Ron Conway has been variously described as the “Godfather of Silicon Valley” and a “super angel.” He certainly was in on the ground floor of an impressive portfolio of high tech giants, including Google and PayPal.
Our interview follows.
The investment model seemed to change after the dotcom bust. Has the most recent downturn had a similar effect?
Ron Conway: I would say no. After the bubble burst, there was a line drawn in the sand that any company that gets funded has to have either a great plan for traction with consumers — i.e. lots of eyeballs — or an actual revenue model. But if you look at Google, Facebook, and Twitter, none of them monetized before four years after startup. But they did get traction with faithful users who loved the product.
What do you look for in a company?
RC: We are much more into the vision and the chemistry that we have with the entrepreneurs themselves. The idea morphs so much, in some cases hundreds of percents, that the idea itself isn’t the idea that you’re going to end up with. But the team is constant.
How has the current intellectual property (IP) landscape changed startup investments?
RC: I would never invest in a company that was a basket of patents and then made a business of litigating with people. I think that is … I want to say “slimy,” but I don’t want to be that bad. I just think that’s a really difficult way to think you’re going to add value and make a return on investment.
I see litigation reducing, not increasing, because so much of the success of these companies now is not based on algorithms as much as it’s based on creative user interface. The value of a good, easy-to-use interface that’s consumer-friendly is now as valuable as Larry Page and Sergey Brin’s algorithms were 13 years ago.
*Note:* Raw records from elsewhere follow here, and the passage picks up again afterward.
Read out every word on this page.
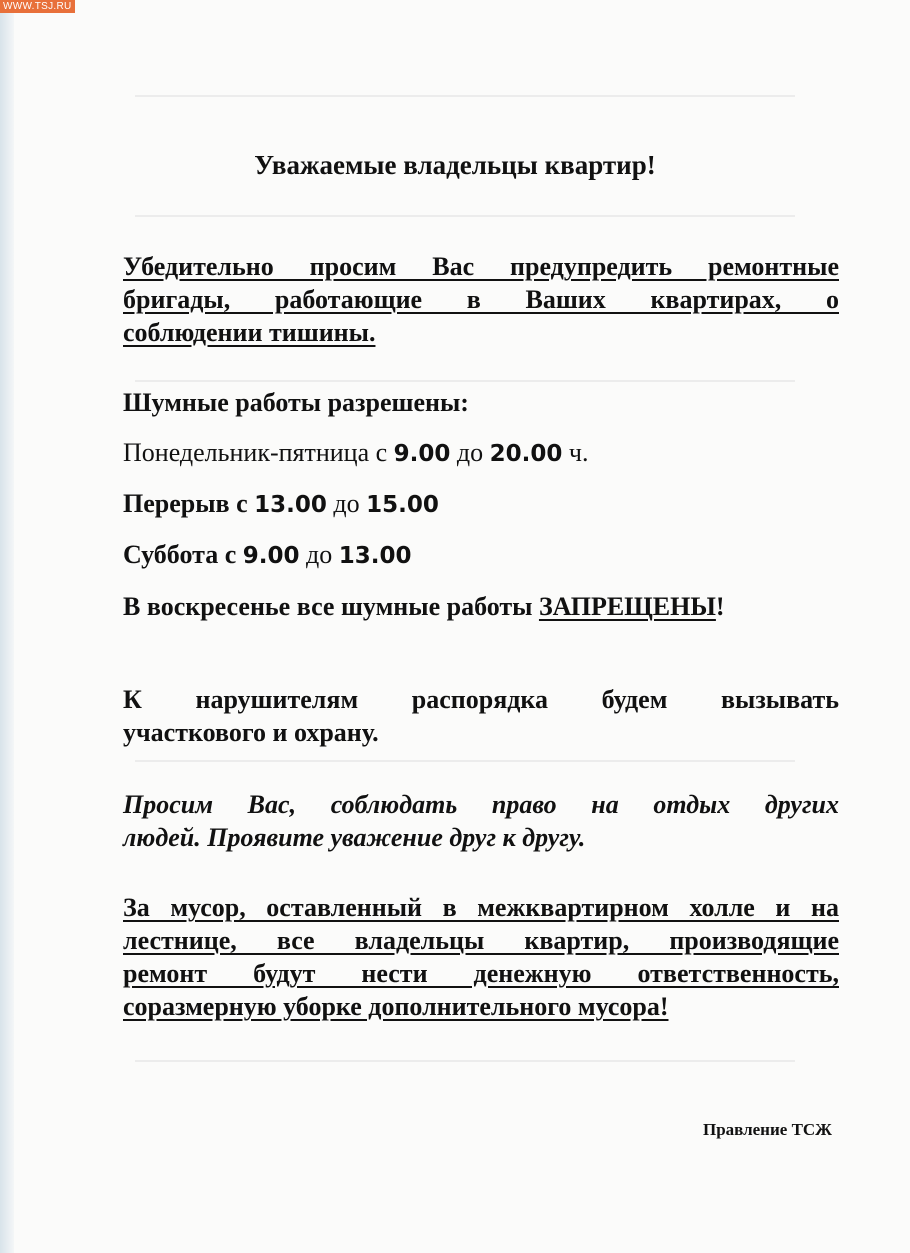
WWW.TSJ.RU
Уважаемые владельцы квартир!
Убедительно просим Вас предупредить ремонтные
бригады, работающие в Ваших квартирах, о
соблюдении тишины.
Шумные работы разрешены:
Понедельник-пятница с 9.00 до 20.00 ч.
Перерыв с 13.00 до 15.00
Суббота с 9.00 до 13.00
В воскресенье все шумные работы ЗАПРЕЩЕНЫ!
К нарушителям распорядка будем вызывать
участкового и охрану.
Просим Вас, соблюдать право на отдых других
людей. Проявите уважение друг к другу.
За мусор, оставленный в межквартирном холле и на
лестнице, все владельцы квартир, производящие
ремонт будут нести денежную ответственность,
соразмерную уборке дополнительного мусора!
Правление ТСЖ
I see the IP landscape changing a lot.
It used to be that an IPO was the brass ring for a startup. Has that been replaced by acquisition?
RC: Yes, for better or for worse. For 85 percent of our companies that have a liquidity event, it’s an M&A event. It is a very desirable liquidity path for entrepreneurs. It’s mainly because IPOs have become so difficult. The appetite doesn’t seem to be there, and Sarbanes-Oxley makes it completely onerous.
Ron Conway will look at the future of innovation and technology during his Web 2.0 Summit session. Request an invitation.
Many companies in the Web 2.0 space have at least a North American hub. Is that going to change?
RC: I think the technology ecosystems in the Bay area and in New York are just conducive to innovation. It’s very difficult to produce that ecosystem elsewhere.
If you look how long it took to build the tech startup ecosystem in New York — it’s been the last 10 years — the flywheel is now spinning and significant new startups are being created in New York everyday. To create another center of innovation like the Bay area and New York, it’s going to take 10 years for that to blossom.
What do you have planned for Web 2.0 Summit?
RC: I’m going to have 10 of our portfolio companies do a 30-second elevator pitch. This will give the audience a snapshot of the crystal ball of the future of innovation and technology. It’s the companies that I believe will be the Twitters and Facebooks in four years.